The foremost authority on current Canadian English.
The Canadian Oxford Dictionary was the runaway bestseller of
1998, spending over a year on the Globe and Mail's bestseller list and winning
the Canadian Booksellers Association's Libris awards for Non-fiction Book
of the Year and Specialty Book of the Year. Now this wonderful resource is
being reissued with a New Words supplement and a History of the English Language
Timeline. The dictionary's 130,000 entries combine in one reference book information
on English as it is used worldwide and as it is used particularly in Canada.

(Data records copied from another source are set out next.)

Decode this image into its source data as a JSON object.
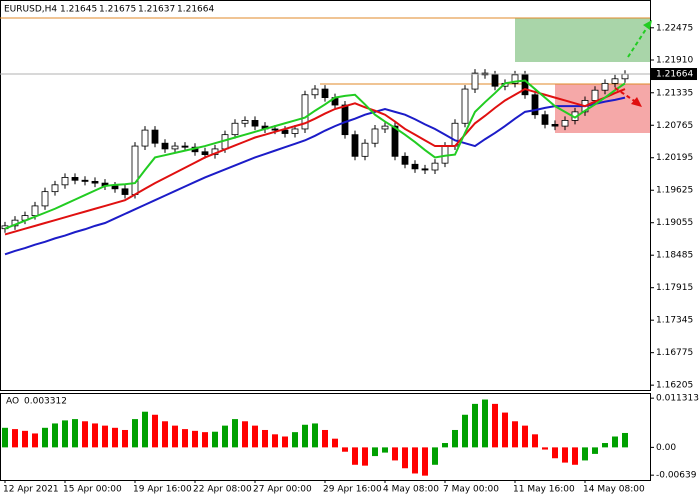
{
  "chart_data": [
    {
      "type": "candlestick",
      "title": "EURUSD,H4",
      "quote": [
        1.21645,
        1.21675,
        1.21637,
        1.21664
      ],
      "current_price": 1.21664,
      "categories": [
        "12 Apr 2021",
        null,
        null,
        null,
        null,
        null,
        "15 Apr 00:00",
        null,
        null,
        null,
        null,
        null,
        null,
        "19 Apr 16:00",
        null,
        null,
        null,
        null,
        null,
        "22 Apr 08:00",
        null,
        null,
        null,
        null,
        null,
        "27 Apr 00:00",
        null,
        null,
        null,
        null,
        null,
        null,
        "29 Apr 16:00",
        null,
        null,
        null,
        null,
        null,
        "4 May 08:00",
        null,
        null,
        null,
        null,
        null,
        "7 May 00:00",
        null,
        null,
        null,
        null,
        null,
        null,
        "11 May 16:00",
        null,
        null,
        null,
        null,
        null,
        null,
        "14 May 08:00",
        null,
        null,
        null,
        null
      ],
      "open": [
        1.1895,
        1.19,
        1.191,
        1.1918,
        1.1935,
        1.196,
        1.1972,
        1.1985,
        1.198,
        1.1978,
        1.1975,
        1.197,
        1.1965,
        1.1955,
        1.204,
        1.2068,
        1.2045,
        1.2035,
        1.204,
        1.2038,
        1.203,
        1.2025,
        1.2035,
        1.206,
        1.208,
        1.2085,
        1.2075,
        1.207,
        1.2068,
        1.2062,
        1.207,
        1.213,
        1.214,
        1.2125,
        1.2112,
        1.206,
        1.2022,
        1.2045,
        1.207,
        1.2075,
        1.2022,
        1.2008,
        1.2,
        1.1998,
        1.201,
        1.204,
        1.208,
        1.214,
        1.2168,
        1.2165,
        1.2145,
        1.215,
        1.2165,
        1.213,
        1.2095,
        1.2078,
        1.2075,
        1.2085,
        1.21,
        1.212,
        1.2138,
        1.215,
        1.2158
      ],
      "high": [
        1.1907,
        1.1917,
        1.1925,
        1.1942,
        1.1967,
        1.1979,
        1.1992,
        1.1992,
        1.1987,
        1.1985,
        1.1982,
        1.1977,
        1.1972,
        1.2047,
        1.2075,
        1.2075,
        1.2052,
        1.2047,
        1.2047,
        1.2045,
        1.2037,
        1.2042,
        1.2067,
        1.2087,
        1.2092,
        1.2092,
        1.2082,
        1.2077,
        1.2075,
        1.2077,
        1.2137,
        1.2147,
        1.2147,
        1.2132,
        1.2119,
        1.2067,
        1.2052,
        1.2077,
        1.2082,
        1.2082,
        1.2029,
        1.2015,
        1.2007,
        1.2017,
        1.2047,
        1.2087,
        1.2147,
        1.2175,
        1.2175,
        1.2172,
        1.2157,
        1.2172,
        1.2172,
        1.2137,
        1.2102,
        1.2085,
        1.2092,
        1.2107,
        1.2127,
        1.2145,
        1.2157,
        1.2165,
        1.2173
      ],
      "low": [
        1.1888,
        1.1893,
        1.1903,
        1.1911,
        1.1928,
        1.1953,
        1.1965,
        1.1973,
        1.1971,
        1.1968,
        1.1963,
        1.1958,
        1.1948,
        1.1948,
        1.2033,
        1.2038,
        1.2028,
        1.2028,
        1.2031,
        1.2023,
        1.2018,
        1.2018,
        1.2028,
        1.2053,
        1.2073,
        1.2068,
        1.2063,
        1.2061,
        1.2055,
        1.2055,
        1.2063,
        1.2123,
        1.2118,
        1.2105,
        1.2053,
        1.2015,
        1.2015,
        1.2038,
        1.2063,
        1.2015,
        1.2001,
        1.1993,
        1.1991,
        1.1991,
        1.2003,
        1.2033,
        1.2073,
        1.2133,
        1.2158,
        1.2138,
        1.2138,
        1.2143,
        1.2123,
        1.2088,
        1.2071,
        1.2068,
        1.2068,
        1.2078,
        1.2093,
        1.2113,
        1.2131,
        1.2143,
        1.2151
      ],
      "close": [
        1.19,
        1.191,
        1.1918,
        1.1935,
        1.196,
        1.1972,
        1.1985,
        1.198,
        1.1978,
        1.1975,
        1.197,
        1.1965,
        1.1955,
        1.204,
        1.2068,
        1.2045,
        1.2035,
        1.204,
        1.2038,
        1.203,
        1.2025,
        1.2035,
        1.206,
        1.208,
        1.2085,
        1.2075,
        1.207,
        1.2068,
        1.2062,
        1.207,
        1.213,
        1.214,
        1.2125,
        1.2112,
        1.206,
        1.2022,
        1.2045,
        1.207,
        1.2075,
        1.2022,
        1.2008,
        1.2,
        1.1998,
        1.201,
        1.204,
        1.208,
        1.214,
        1.2168,
        1.2165,
        1.2145,
        1.215,
        1.2165,
        1.213,
        1.2095,
        1.2078,
        1.2075,
        1.2085,
        1.21,
        1.212,
        1.2138,
        1.215,
        1.2158,
        1.2166
      ],
      "up_color": "#ffffff",
      "down_color": "#000000",
      "lines": [
        {
          "color": "#1c1cc8",
          "values": [
            1.185,
            1.1856,
            1.1861,
            1.1867,
            1.1872,
            1.1878,
            1.1883,
            1.1889,
            1.1894,
            1.19,
            1.1905,
            1.1913,
            1.1921,
            1.1929,
            1.1937,
            1.1945,
            1.1953,
            1.1961,
            1.1969,
            1.1977,
            1.1985,
            1.1992,
            1.1999,
            1.2006,
            1.2013,
            1.202,
            1.2026,
            1.2032,
            1.2038,
            1.2044,
            1.205,
            1.2058,
            1.2067,
            1.2075,
            1.2082,
            1.2088,
            1.2095,
            1.21,
            1.2105,
            1.21,
            1.2095,
            1.2087,
            1.2078,
            1.207,
            1.206,
            1.205,
            1.2045,
            1.204,
            1.2052,
            1.2063,
            1.2075,
            1.2088,
            1.21,
            1.2103,
            1.2107,
            1.211,
            1.211,
            1.211,
            1.211,
            1.2114,
            1.2118,
            1.2121,
            1.2125
          ]
        },
        {
          "color": "#e01010",
          "values": [
            1.1885,
            1.189,
            1.1895,
            1.19,
            1.1905,
            1.191,
            1.1915,
            1.192,
            1.1925,
            1.193,
            1.1935,
            1.194,
            1.1945,
            1.1955,
            1.1965,
            1.1975,
            1.1984,
            1.1993,
            1.2002,
            1.2011,
            1.202,
            1.2027,
            1.2034,
            1.2041,
            1.2048,
            1.2055,
            1.206,
            1.2065,
            1.207,
            1.2075,
            1.208,
            1.2088,
            1.2097,
            1.2105,
            1.211,
            1.2115,
            1.2108,
            1.2102,
            1.2095,
            1.2083,
            1.207,
            1.206,
            1.205,
            1.204,
            1.204,
            1.204,
            1.206,
            1.208,
            1.2093,
            1.2107,
            1.212,
            1.213,
            1.214,
            1.2135,
            1.213,
            1.2125,
            1.212,
            1.2115,
            1.211,
            1.2118,
            1.2125,
            1.2133,
            1.214
          ]
        },
        {
          "color": "#22cc22",
          "values": [
            1.1895,
            1.1902,
            1.1909,
            1.1916,
            1.1923,
            1.193,
            1.1938,
            1.1946,
            1.1954,
            1.1962,
            1.197,
            1.1972,
            1.1973,
            1.1975,
            1.1998,
            1.202,
            1.2024,
            1.2028,
            1.2032,
            1.2036,
            1.204,
            1.2045,
            1.205,
            1.2055,
            1.206,
            1.2065,
            1.207,
            1.2075,
            1.208,
            1.2085,
            1.209,
            1.2102,
            1.2113,
            1.2125,
            1.2128,
            1.213,
            1.2113,
            1.2095,
            1.2083,
            1.2072,
            1.206,
            1.2047,
            1.2033,
            1.202,
            1.2023,
            1.2025,
            1.2063,
            1.21,
            1.2117,
            1.2133,
            1.215,
            1.2153,
            1.2155,
            1.214,
            1.2125,
            1.211,
            1.21,
            1.209,
            1.2102,
            1.2113,
            1.2125,
            1.2138,
            1.215
          ]
        }
      ],
      "ylim": [
        1.1612,
        1.2291
      ],
      "yticks": [
        1.22475,
        {
          "value": 1.2191,
          "label": "1.21910"
        },
        1.21335,
        1.20765,
        1.20195,
        1.19625,
        1.19055,
        1.18485,
        1.17915,
        1.17345,
        1.16775,
        1.16205
      ]
    },
    {
      "type": "bar",
      "title": "AO",
      "current": 0.003312,
      "values": [
        0.0045,
        0.0042,
        0.0038,
        0.0032,
        0.0045,
        0.0055,
        0.0062,
        0.0065,
        0.006,
        0.0055,
        0.005,
        0.0045,
        0.004,
        0.0065,
        0.0082,
        0.0075,
        0.006,
        0.005,
        0.0042,
        0.0038,
        0.0035,
        0.0036,
        0.005,
        0.0065,
        0.006,
        0.005,
        0.004,
        0.003,
        0.0025,
        0.0035,
        0.0052,
        0.0055,
        0.004,
        0.002,
        -0.001,
        -0.004,
        -0.0042,
        -0.002,
        -0.0012,
        -0.003,
        -0.0048,
        -0.006,
        -0.0065,
        -0.004,
        0.001,
        0.004,
        0.0075,
        0.01,
        0.011,
        0.01,
        0.008,
        0.006,
        0.005,
        0.003,
        -0.0005,
        -0.0025,
        -0.0035,
        -0.004,
        -0.003,
        -0.0015,
        0.001,
        0.0025,
        0.003312
      ],
      "up_color": "#00a000",
      "down_color": "#ff0000",
      "ylim": [
        -0.0075,
        0.0125
      ],
      "yticks": [
        0.011313,
        {
          "value": 0,
          "label": "0.00"
        },
        -0.00639
      ]
    }
  ]
}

Definitions, worded for ease of comprehension, are presented so that the meaning
most familiar to Canadians appears first and foremost. Each of these entries
is exceptionally reliable, the result of thorough research into the language
and Oxford's unparalleled language resources. Five professionally trained
lexicographers spent five years examining databases containing over 20 million
words of Canadian text from more than 8,000 Canadian sources of an astonishing
diversity. The lexicographers also examined an additional 20 million words
of international English sources.
For this reissue, Oxford University Press's Canadian Dictionary
Department prepared a New Words supplement, featuring over 150 words and meanings
of words that have become prominent since 1998. Featuring up-to-the-minute
vocabulary, the supplement includes Ballard fuel cell, BC Bud, bricks and
mortar, dot-commer, e-ticket, face time, IMHO, my bad, Nunavummiut, oxygen
bar, Quebec gold, shrug, 24-7, and yada-yada-yada. Indeed, there is at least
one new word for every letter of the alphabet.